L’heure est à présent au bilan pour Vincent Fristot, adjoint à l’urbanisme : « Plusieurs centaines de propositions ont été collectées pendant la phase de co-construction active. » Et ce par différents biais : site Internet, déambulation du tri-porteur, maison du projet, travail en ateliers… Trois groupes de citoyens se sont en outre réunis pour réfléchir plus intensivement sur les problématiques saillantes du quartier en devenir : stationnement, futur parc, flux de circulation, espace public, espace de commerces, devenir de la grande esplanade.
Bref un bel exercice de co-construction innovant, de l’avis de Vincent Fristot. « Une première à Grenoble de cette ampleur, une démarche unique peut-être en France », va même jusqu’à dire l’adjoint.
L’appréciation sur la conduite de la participation diffère radicalement pour l’association Vivre à Grenoble, laquelle a participé au groupe « métropolitain ».

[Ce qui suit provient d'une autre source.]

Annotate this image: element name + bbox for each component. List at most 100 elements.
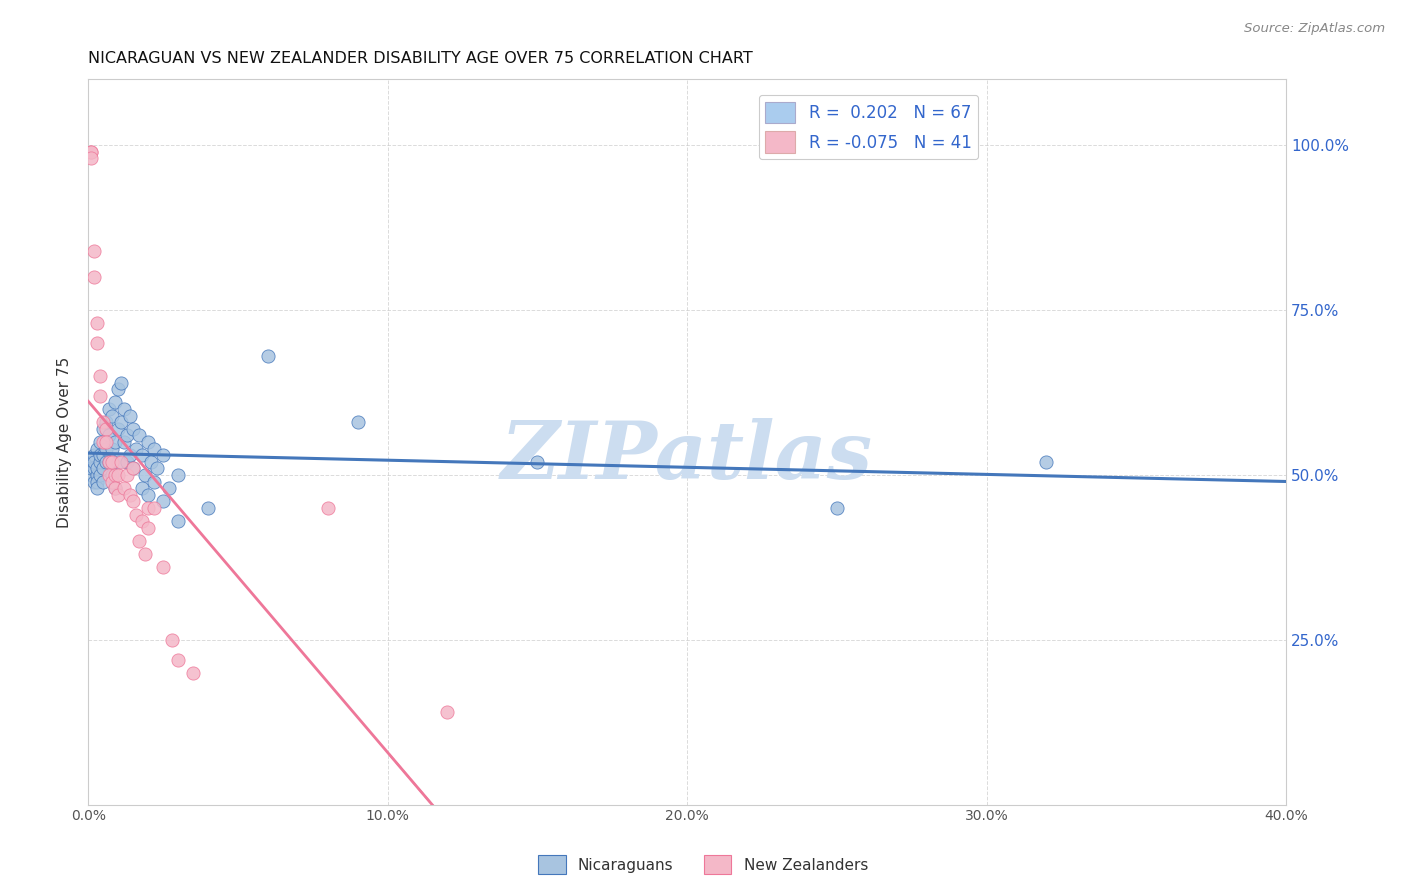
Point — [83, 455, 105, 469]
Point — [136, 500, 159, 515]
Point — [136, 488, 159, 502]
Point — [107, 382, 129, 396]
Point — [101, 467, 124, 482]
Point — [143, 442, 166, 456]
Point — [98, 402, 121, 417]
Y-axis label: Disability Age Over 75: Disability Age Over 75 — [58, 357, 72, 527]
Point — [316, 500, 339, 515]
Point — [98, 455, 121, 469]
Point — [80, 461, 103, 475]
Point — [89, 434, 111, 449]
Point — [86, 442, 108, 456]
Point — [157, 481, 180, 495]
Point — [134, 467, 156, 482]
Point — [86, 316, 108, 330]
Point — [110, 376, 132, 390]
Point — [436, 706, 458, 720]
Point — [125, 442, 148, 456]
Point — [91, 448, 114, 462]
Point — [86, 475, 108, 489]
Text: ZIPatlas: ZIPatlas — [501, 417, 873, 495]
Point — [101, 455, 124, 469]
Point — [115, 467, 138, 482]
Point — [122, 461, 145, 475]
Point — [197, 500, 219, 515]
Point — [101, 442, 124, 456]
Point — [120, 409, 142, 423]
Point — [91, 434, 114, 449]
Point — [160, 632, 183, 647]
Point — [80, 467, 103, 482]
Point — [91, 415, 114, 429]
Point — [91, 461, 114, 475]
Point — [128, 533, 150, 548]
Point — [104, 395, 127, 409]
Point — [89, 448, 111, 462]
Point — [98, 455, 121, 469]
Point — [107, 467, 129, 482]
Point — [89, 369, 111, 384]
Point — [86, 481, 108, 495]
Point — [136, 521, 159, 535]
Point — [86, 467, 108, 482]
Point — [80, 145, 103, 159]
Point — [94, 422, 117, 436]
Point — [167, 652, 190, 666]
Point — [101, 475, 124, 489]
Point — [86, 461, 108, 475]
Point — [86, 336, 108, 351]
Text: Source: ZipAtlas.com: Source: ZipAtlas.com — [1244, 22, 1385, 36]
Point — [94, 415, 117, 429]
Point — [120, 488, 142, 502]
Point — [101, 409, 124, 423]
Point — [83, 244, 105, 258]
Legend: Nicaraguans, New Zealanders: Nicaraguans, New Zealanders — [531, 849, 875, 880]
Point — [346, 415, 368, 429]
Point — [115, 455, 138, 469]
Point — [152, 448, 174, 462]
Point — [80, 152, 103, 166]
Point — [181, 665, 204, 680]
Point — [136, 434, 159, 449]
Point — [131, 514, 153, 528]
Point — [107, 488, 129, 502]
Point — [104, 481, 127, 495]
Point — [131, 448, 153, 462]
Point — [128, 428, 150, 442]
Point — [122, 461, 145, 475]
Legend: R =  0.202   N = 67, R = -0.075   N = 41: R = 0.202 N = 67, R = -0.075 N = 41 — [759, 95, 979, 160]
Point — [139, 455, 162, 469]
Point — [122, 494, 145, 508]
Point — [825, 500, 848, 515]
Point — [120, 448, 142, 462]
Point — [131, 481, 153, 495]
Point — [107, 422, 129, 436]
Point — [112, 402, 135, 417]
Point — [256, 349, 278, 363]
Point — [94, 434, 117, 449]
Point — [83, 270, 105, 285]
Text: NICARAGUAN VS NEW ZEALANDER DISABILITY AGE OVER 75 CORRELATION CHART: NICARAGUAN VS NEW ZEALANDER DISABILITY A… — [89, 51, 752, 66]
Point — [146, 461, 169, 475]
Point — [1035, 455, 1057, 469]
Point — [94, 442, 117, 456]
Point — [104, 481, 127, 495]
Point — [89, 389, 111, 403]
Point — [122, 422, 145, 436]
Point — [94, 455, 117, 469]
Point — [80, 145, 103, 159]
Point — [98, 467, 121, 482]
Point — [143, 475, 166, 489]
Point — [107, 455, 129, 469]
Point — [89, 455, 111, 469]
Point — [83, 461, 105, 475]
Point — [89, 467, 111, 482]
Point — [91, 475, 114, 489]
Point — [134, 547, 156, 561]
Point — [110, 455, 132, 469]
Point — [104, 467, 127, 482]
Point — [112, 481, 135, 495]
Point — [143, 500, 166, 515]
Point — [167, 514, 190, 528]
Point — [83, 475, 105, 489]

« Cette co-construction est une supercherie, elle s’est en fait apparentée à un simple recueil d’avis. Et encore quand on a bien voulu le prendre, l’entendre… Ce sont les élus qui décident, qui vont décider au final » en est persuadé Bruno de Lescure, l’un des porte-paroles de Vivre à Grenoble. Et de passer en revue une série de dysfonctionnements, en pointant les promesses de campagne pour le quartier de l’Esplanade d’Eric Piolle, partiellement reniées par l’exécutif en place.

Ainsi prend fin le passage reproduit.